How "Secure" Is YOUR Web Site?
A few days ago, an incident happened to me that has prompted the writing of this article.
I'm sure that if this is an issue for me and one of my Web sites, it's an issue for many others.
With my personal Web site, I use a nationally known Internet Host provider to host it.
They've hosted my site for years, and I can't really complain about their services
(except that you can rarely find a real "person" to talk to).
However, a few days ago, I wanted to give a good friend of mine, Dave Barry, access
to FTP into my Web site to download a particular file. Rather than using an FTP program,
he used IE (Internet Explorer) to FTP into the site. The strange thing is, before I even
gave him my username and password, Dave was inside the server where my site is hosted!
Dave said that the server, and any sites hosted on that server, were wide open for
attack. He was able to see the System 32 Directory, passwords, etc. The good news
for me is that Dave is a Certified Internet Webmaster Security Professional Instructor,
so he knows exactly what he's talking about (and I don't).
He ran a report to show the vulnerability of my Web site. That report indicated that there
were seven high risk vulnerabilities, four medium risk, and two low risk. It also said that
it was imperative that I take immediate action in fixing the security issues of the network.

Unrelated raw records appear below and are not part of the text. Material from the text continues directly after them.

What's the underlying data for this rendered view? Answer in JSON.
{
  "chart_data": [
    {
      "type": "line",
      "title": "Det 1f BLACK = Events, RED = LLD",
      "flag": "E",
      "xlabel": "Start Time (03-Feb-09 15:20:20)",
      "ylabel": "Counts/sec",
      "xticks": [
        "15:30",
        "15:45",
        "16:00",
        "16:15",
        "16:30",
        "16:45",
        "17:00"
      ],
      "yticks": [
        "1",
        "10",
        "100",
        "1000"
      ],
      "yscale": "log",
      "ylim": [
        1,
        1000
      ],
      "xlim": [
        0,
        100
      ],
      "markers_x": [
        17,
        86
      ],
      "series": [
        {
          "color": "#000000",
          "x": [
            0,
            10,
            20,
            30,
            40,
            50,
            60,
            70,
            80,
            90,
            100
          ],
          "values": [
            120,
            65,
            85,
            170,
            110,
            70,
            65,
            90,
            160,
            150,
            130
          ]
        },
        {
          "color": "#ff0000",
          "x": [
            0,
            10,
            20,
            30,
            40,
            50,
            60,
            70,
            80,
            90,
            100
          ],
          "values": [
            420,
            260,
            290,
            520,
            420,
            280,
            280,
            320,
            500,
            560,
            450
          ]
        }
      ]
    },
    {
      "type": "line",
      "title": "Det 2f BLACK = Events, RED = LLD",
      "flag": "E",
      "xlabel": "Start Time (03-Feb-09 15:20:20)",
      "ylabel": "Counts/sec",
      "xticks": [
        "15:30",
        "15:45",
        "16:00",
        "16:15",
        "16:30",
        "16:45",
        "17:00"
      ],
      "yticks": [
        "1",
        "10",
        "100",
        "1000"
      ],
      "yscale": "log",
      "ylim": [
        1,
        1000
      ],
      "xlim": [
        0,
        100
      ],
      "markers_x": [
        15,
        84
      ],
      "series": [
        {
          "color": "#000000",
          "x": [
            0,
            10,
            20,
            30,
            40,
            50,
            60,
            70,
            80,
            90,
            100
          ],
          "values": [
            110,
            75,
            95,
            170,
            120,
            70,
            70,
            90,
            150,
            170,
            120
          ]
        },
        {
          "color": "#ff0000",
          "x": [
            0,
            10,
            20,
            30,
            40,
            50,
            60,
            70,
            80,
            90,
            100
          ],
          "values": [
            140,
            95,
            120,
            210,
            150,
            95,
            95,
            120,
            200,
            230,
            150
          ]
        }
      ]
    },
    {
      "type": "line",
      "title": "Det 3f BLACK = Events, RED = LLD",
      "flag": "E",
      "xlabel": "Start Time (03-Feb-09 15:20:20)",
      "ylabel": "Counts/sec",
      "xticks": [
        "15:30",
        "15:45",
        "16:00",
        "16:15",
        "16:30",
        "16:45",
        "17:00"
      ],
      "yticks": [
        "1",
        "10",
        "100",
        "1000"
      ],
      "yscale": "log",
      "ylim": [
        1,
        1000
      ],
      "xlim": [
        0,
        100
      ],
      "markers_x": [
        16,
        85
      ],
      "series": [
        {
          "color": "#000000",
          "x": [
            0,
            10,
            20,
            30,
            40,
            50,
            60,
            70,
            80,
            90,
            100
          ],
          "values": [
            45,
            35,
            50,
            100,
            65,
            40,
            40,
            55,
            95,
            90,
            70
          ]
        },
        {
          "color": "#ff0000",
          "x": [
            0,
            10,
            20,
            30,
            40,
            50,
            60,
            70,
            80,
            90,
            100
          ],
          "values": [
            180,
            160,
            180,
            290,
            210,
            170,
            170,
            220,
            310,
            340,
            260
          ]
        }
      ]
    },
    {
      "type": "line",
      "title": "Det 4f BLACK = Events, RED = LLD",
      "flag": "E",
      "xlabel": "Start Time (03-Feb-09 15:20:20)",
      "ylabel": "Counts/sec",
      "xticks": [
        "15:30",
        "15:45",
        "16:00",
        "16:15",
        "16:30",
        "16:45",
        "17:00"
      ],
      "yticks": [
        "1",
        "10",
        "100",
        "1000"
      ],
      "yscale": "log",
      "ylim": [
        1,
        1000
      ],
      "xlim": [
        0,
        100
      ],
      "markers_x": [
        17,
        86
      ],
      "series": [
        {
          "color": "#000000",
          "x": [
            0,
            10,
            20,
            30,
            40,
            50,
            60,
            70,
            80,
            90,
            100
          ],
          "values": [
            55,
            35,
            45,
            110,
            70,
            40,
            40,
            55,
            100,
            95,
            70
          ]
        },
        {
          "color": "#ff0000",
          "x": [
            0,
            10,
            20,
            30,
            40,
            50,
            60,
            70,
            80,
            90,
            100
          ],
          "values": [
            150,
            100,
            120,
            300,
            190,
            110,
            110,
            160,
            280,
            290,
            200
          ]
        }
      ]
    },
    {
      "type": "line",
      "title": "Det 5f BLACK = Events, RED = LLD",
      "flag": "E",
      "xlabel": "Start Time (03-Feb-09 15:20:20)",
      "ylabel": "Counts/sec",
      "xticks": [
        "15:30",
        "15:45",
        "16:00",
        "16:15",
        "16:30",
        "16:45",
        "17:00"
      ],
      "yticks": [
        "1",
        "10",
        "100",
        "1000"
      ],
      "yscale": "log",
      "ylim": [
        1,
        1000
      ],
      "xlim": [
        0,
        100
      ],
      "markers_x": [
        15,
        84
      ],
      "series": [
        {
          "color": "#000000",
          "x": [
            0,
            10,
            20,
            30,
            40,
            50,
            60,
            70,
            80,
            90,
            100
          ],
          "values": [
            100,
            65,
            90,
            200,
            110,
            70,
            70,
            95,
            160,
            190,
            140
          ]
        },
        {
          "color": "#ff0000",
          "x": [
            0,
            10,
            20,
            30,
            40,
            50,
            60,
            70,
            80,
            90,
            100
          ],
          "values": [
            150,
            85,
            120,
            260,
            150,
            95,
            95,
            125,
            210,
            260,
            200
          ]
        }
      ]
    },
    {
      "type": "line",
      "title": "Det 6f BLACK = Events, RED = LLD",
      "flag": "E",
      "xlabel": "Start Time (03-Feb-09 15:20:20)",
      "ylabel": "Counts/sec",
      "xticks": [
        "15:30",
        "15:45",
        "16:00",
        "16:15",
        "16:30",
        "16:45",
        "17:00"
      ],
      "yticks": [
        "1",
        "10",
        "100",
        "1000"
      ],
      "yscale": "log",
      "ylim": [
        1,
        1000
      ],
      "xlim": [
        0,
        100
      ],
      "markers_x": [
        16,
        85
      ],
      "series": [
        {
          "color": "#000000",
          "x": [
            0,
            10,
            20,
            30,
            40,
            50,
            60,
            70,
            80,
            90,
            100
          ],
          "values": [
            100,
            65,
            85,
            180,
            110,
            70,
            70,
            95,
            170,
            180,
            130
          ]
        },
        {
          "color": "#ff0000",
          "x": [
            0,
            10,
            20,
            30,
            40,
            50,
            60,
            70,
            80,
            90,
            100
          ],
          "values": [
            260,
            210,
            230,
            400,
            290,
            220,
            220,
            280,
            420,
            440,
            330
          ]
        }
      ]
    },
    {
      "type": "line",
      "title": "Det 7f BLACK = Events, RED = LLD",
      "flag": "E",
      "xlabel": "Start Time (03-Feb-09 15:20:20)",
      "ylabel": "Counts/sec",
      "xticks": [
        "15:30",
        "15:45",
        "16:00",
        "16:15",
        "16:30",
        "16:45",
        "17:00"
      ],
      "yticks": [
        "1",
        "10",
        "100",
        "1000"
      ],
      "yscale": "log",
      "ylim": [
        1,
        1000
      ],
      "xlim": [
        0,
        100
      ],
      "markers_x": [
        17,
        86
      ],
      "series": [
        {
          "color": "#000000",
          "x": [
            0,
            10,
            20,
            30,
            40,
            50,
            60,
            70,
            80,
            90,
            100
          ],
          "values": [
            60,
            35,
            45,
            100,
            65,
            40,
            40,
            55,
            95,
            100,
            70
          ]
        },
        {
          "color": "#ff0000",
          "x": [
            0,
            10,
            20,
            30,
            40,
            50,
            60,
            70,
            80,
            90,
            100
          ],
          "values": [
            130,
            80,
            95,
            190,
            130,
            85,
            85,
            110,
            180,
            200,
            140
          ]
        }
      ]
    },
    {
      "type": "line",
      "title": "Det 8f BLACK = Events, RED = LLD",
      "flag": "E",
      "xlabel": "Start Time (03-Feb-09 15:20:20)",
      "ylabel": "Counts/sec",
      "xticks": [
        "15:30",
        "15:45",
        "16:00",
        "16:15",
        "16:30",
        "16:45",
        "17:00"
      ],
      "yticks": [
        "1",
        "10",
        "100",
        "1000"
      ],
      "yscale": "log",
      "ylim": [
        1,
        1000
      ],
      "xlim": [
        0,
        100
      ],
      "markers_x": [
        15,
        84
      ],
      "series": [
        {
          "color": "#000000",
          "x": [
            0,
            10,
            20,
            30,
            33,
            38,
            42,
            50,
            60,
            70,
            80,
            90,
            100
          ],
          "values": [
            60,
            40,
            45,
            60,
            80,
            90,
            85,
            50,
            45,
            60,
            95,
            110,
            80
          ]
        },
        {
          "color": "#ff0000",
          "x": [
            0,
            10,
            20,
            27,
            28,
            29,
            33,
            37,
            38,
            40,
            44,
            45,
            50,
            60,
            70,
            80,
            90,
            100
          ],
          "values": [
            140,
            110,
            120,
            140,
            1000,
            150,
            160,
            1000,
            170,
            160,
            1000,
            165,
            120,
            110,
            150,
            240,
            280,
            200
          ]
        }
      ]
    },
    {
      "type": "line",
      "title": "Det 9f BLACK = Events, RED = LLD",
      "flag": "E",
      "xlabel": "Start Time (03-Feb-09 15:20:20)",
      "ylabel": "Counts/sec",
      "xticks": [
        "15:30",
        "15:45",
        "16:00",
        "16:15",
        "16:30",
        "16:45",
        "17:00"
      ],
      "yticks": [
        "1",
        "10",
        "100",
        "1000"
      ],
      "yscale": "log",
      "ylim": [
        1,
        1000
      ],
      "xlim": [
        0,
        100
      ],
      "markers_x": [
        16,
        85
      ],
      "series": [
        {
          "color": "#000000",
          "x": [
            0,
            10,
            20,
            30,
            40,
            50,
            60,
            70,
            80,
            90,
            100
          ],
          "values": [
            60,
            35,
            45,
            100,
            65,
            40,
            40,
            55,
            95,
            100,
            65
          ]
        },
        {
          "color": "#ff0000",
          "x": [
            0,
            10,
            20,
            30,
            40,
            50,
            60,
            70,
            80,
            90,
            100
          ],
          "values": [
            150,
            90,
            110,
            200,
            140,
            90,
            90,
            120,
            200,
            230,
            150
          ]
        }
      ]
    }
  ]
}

Now isn't this a comforting thought, especially since I've never questioned the security
of my Web site? I use one of the top Web hosting firms in the country. This problem
should NOT have happened.
I contacted the hosting company, and they're checking into it. At one point, they said,
"A little further research on my part found that anonymous FTP is erroneously enabled
on your website." Then, in a later e-mail, they changed their mind, "I did misspeak last
night when I said that anonymous access was enabled, as I could not upload any files at
all, though I could view some directories and files, evidently some relatively innocuous
system data files."
Dave disagreed, and he promptly sent me two files to prove how vulnerable and
insecure the system is. I sent them those files as well as the security report Dave ran,
and they're continuing to look into it.
In my case, though this is a very disturbing situation, it isn't the end of the world. I don't
sell anything on my Web site -it's there for informational purposes only.
But, for those of you who actually sell goods or services over the Internet, this could be
a huge, and extremely distressing, problem. As Dave said, "I could crash the entire server
in a matter of minutes." But, he's one of the good guys wearing a white hat, not a hacker.
He's also responsible for 40 plus Web sites through his company, all of which are extremely secure.